Crystal structure of the FimD usher bound to its cognate FimC-FimHsubstrate
Gilles Phan; Han Remaut; Tao Wang; William J. Allen; Katharina F. Pirker; Andrey Lebedev; Nadine S. Henderson; Sebastian Geibel; Ender Volkan; Jun Yan; Micha B. A. Kunze; Jerome S. Pinkner; Bradley Ford; Christopher W. M. Kay; Huilin Li; Scott J. Hultgren; David G. Thanassi; Gabriel Waksman
Type 1 pili are the archetypal representative of a widespread class of adhesive multisubunit fibres in Gram-negative bacteria. During pilus assembly, subunits dock as chaperone-bound complexes to an usher, which catalyses their polymerization and mediates pilus translocation across the outer membrane. Here we report the crystal structure of the full-length FimD usher bound to the FimC–FimH chaperone–adhesin complex and that of the unbound form of the FimD translocation domain. The FimD–FimC–FimH structure shows FimH inserted inside the FimD 24-stranded β-barrel translocation channel. FimC–FimH is held in place through interactions with the two carboxy-terminal periplasmic domains of FimD, a binding mode confirmed in solution by electron paramagnetic resonance spectroscopy. To accommodate FimH, the usher plug domain is displaced from the barrel lumen to the periplasm, concomitant with a marked conformational change in the β-barrel.
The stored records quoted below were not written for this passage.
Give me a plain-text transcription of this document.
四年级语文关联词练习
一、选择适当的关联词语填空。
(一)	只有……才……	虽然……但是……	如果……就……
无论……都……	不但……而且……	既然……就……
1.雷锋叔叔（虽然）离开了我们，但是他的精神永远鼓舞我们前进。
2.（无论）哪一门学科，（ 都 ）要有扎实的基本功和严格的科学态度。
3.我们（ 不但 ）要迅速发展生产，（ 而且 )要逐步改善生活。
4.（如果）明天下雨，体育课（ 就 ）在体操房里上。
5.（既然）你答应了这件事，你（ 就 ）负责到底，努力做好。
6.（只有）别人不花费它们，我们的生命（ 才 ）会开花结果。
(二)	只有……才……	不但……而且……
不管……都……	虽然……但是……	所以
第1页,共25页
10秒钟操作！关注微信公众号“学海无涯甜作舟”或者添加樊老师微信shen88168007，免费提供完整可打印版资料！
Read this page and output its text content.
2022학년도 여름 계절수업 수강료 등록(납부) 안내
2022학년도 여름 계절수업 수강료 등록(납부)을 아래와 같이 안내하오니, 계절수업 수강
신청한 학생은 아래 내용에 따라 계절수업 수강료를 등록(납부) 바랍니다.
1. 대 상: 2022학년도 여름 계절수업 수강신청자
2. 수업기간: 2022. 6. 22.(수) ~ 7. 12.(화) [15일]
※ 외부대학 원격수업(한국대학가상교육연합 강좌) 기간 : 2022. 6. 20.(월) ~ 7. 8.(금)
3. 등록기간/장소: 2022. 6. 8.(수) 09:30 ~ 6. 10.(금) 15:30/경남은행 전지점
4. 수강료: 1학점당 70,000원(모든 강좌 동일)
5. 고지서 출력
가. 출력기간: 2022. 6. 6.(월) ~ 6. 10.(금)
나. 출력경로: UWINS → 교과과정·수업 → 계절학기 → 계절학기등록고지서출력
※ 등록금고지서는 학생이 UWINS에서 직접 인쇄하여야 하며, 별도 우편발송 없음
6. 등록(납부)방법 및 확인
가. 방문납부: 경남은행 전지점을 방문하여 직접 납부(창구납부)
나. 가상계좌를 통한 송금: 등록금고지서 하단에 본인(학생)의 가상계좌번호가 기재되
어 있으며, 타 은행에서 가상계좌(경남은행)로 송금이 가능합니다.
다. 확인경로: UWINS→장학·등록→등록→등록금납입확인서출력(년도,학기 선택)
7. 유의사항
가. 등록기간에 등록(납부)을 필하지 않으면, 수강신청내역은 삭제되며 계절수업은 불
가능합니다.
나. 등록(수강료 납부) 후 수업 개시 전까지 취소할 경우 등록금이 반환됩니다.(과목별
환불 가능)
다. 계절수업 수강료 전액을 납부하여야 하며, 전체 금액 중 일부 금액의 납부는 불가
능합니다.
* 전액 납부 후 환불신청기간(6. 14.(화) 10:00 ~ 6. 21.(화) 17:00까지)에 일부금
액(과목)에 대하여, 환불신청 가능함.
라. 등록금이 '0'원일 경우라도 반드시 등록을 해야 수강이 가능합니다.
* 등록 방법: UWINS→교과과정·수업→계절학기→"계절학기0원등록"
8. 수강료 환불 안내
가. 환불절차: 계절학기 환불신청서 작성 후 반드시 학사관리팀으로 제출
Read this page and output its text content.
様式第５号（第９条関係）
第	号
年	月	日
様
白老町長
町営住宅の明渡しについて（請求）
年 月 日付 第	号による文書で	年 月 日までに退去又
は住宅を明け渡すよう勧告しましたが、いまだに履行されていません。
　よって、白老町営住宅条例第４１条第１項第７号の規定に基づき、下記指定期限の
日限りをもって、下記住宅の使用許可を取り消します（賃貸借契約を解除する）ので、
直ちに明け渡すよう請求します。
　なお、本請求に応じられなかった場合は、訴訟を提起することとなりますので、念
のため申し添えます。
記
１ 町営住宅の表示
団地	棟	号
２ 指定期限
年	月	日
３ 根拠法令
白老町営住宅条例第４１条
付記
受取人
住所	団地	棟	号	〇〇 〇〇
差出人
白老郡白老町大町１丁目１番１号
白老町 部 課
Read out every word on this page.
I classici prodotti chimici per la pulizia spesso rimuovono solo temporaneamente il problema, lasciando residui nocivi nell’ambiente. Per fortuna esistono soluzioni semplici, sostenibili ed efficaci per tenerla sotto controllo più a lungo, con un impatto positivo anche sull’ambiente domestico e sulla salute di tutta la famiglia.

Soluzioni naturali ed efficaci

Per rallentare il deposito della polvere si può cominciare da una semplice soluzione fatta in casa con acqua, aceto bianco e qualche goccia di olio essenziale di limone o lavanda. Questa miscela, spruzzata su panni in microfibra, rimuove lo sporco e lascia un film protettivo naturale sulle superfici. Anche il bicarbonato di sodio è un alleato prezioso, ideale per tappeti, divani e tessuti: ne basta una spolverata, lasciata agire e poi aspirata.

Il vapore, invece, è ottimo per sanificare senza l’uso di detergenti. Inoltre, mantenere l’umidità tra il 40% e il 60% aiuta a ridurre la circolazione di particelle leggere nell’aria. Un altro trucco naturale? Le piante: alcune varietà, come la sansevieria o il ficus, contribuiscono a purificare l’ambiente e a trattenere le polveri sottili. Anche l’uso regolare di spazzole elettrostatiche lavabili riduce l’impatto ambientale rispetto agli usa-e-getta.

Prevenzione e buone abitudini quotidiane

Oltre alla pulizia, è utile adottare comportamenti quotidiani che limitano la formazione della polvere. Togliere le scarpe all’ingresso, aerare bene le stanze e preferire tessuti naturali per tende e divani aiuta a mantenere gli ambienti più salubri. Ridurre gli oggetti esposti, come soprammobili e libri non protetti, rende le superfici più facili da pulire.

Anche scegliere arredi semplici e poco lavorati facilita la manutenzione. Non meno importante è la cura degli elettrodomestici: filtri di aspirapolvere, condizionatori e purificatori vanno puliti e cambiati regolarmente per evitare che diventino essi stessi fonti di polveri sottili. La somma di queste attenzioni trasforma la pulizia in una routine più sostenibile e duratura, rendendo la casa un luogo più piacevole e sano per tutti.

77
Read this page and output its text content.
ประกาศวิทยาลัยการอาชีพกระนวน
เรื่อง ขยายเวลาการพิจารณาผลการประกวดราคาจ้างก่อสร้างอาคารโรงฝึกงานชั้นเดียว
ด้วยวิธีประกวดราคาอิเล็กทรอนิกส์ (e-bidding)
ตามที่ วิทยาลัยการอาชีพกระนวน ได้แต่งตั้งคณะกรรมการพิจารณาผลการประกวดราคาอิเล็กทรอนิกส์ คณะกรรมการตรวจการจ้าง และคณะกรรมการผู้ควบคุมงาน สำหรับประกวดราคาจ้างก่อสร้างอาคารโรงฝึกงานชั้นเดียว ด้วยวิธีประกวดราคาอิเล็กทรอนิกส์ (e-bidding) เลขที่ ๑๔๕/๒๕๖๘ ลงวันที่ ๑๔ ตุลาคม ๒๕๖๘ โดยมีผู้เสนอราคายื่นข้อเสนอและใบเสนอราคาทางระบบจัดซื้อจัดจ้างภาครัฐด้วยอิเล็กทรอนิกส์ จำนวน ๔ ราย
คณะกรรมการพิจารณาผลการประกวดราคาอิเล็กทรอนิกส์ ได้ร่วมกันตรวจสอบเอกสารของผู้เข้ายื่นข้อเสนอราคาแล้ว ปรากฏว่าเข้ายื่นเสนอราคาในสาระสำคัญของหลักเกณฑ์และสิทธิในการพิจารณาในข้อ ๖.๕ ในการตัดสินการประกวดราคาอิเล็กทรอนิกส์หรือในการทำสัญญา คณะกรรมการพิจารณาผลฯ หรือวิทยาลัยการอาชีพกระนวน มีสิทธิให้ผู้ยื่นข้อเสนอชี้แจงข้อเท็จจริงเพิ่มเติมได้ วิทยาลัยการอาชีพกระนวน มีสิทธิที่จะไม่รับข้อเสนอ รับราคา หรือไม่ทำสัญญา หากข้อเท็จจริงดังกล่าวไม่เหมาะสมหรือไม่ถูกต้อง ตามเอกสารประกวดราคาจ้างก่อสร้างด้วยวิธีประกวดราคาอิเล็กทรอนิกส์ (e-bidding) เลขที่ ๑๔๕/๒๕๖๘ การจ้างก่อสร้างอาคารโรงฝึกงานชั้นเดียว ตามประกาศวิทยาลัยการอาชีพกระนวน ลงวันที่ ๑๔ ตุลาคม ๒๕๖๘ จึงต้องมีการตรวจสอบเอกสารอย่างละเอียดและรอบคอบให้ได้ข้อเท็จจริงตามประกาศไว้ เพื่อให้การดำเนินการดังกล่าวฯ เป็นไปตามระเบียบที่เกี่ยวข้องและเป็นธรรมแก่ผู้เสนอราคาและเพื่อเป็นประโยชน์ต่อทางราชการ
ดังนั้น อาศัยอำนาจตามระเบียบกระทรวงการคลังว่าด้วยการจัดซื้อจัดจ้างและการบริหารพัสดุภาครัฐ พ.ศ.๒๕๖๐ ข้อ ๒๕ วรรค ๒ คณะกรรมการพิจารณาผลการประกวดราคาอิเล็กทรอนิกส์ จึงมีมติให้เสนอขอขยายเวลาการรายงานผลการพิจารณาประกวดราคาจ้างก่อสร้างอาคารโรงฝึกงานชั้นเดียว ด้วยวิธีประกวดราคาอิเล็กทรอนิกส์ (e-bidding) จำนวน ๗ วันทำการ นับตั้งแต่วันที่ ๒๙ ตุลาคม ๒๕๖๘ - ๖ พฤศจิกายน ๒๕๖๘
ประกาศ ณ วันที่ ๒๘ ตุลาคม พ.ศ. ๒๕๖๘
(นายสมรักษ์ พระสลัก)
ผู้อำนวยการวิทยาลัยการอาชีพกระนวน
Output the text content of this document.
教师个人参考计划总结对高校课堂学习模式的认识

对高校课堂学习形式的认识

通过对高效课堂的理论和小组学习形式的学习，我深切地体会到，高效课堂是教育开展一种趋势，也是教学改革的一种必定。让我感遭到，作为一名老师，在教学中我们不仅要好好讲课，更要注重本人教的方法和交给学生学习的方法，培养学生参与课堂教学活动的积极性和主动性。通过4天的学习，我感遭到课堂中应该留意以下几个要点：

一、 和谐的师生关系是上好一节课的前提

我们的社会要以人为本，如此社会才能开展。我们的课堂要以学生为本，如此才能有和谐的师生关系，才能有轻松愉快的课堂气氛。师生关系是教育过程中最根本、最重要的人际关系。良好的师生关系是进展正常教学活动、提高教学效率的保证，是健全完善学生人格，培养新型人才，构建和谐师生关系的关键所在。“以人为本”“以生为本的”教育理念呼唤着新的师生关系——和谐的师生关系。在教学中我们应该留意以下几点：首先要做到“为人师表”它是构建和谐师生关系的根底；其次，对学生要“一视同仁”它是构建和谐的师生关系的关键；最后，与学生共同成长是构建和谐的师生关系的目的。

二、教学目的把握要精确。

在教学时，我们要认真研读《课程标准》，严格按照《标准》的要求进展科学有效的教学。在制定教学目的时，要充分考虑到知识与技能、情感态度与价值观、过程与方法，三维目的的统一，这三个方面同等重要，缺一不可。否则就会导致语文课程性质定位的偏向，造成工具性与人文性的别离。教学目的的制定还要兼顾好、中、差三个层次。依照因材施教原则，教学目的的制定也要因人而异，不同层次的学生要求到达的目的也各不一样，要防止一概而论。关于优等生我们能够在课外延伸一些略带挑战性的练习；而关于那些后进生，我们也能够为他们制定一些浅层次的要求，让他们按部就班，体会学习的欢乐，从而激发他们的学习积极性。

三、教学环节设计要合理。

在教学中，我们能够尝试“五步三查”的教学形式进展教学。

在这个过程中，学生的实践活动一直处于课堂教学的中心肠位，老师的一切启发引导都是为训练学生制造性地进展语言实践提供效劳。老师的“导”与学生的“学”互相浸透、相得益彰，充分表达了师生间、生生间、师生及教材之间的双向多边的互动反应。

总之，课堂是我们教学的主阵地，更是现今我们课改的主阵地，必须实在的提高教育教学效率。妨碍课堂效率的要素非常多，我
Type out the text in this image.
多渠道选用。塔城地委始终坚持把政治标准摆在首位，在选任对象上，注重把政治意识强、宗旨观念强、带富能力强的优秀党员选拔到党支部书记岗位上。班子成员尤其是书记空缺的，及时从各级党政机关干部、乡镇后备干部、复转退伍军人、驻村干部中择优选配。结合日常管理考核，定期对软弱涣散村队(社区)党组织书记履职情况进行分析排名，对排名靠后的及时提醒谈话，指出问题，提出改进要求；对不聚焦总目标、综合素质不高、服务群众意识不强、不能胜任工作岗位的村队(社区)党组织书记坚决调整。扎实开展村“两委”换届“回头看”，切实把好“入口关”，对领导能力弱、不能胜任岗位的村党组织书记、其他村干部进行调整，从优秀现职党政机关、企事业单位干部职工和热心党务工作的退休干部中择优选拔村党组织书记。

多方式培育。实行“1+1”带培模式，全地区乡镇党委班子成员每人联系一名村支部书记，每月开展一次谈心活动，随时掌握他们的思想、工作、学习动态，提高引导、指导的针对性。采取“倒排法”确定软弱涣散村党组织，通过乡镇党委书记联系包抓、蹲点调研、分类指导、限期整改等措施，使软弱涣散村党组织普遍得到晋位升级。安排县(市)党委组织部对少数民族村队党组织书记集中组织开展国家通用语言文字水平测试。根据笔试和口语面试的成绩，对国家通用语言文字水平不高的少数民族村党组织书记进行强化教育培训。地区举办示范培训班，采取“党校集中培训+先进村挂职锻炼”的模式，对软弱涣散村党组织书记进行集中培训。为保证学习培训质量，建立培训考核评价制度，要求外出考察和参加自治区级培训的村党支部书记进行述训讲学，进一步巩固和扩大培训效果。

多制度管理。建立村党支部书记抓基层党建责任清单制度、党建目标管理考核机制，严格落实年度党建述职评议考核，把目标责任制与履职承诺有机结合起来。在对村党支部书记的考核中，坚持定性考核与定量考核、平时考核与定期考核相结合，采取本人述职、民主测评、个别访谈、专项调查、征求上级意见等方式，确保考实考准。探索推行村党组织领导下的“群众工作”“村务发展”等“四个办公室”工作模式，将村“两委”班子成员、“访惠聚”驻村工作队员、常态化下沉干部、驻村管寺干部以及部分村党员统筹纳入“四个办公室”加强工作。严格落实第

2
The amino-terminal domain of FimD is observed in an ideal position to catalyse incorporation of a newly recruited chaperone–subunit complex. The FimD–FimC–FimH structure provides unique insights into the pilus subunit incorporation cycle, and captures the first view of a protein transporter in the act of secreting its cognate substrate.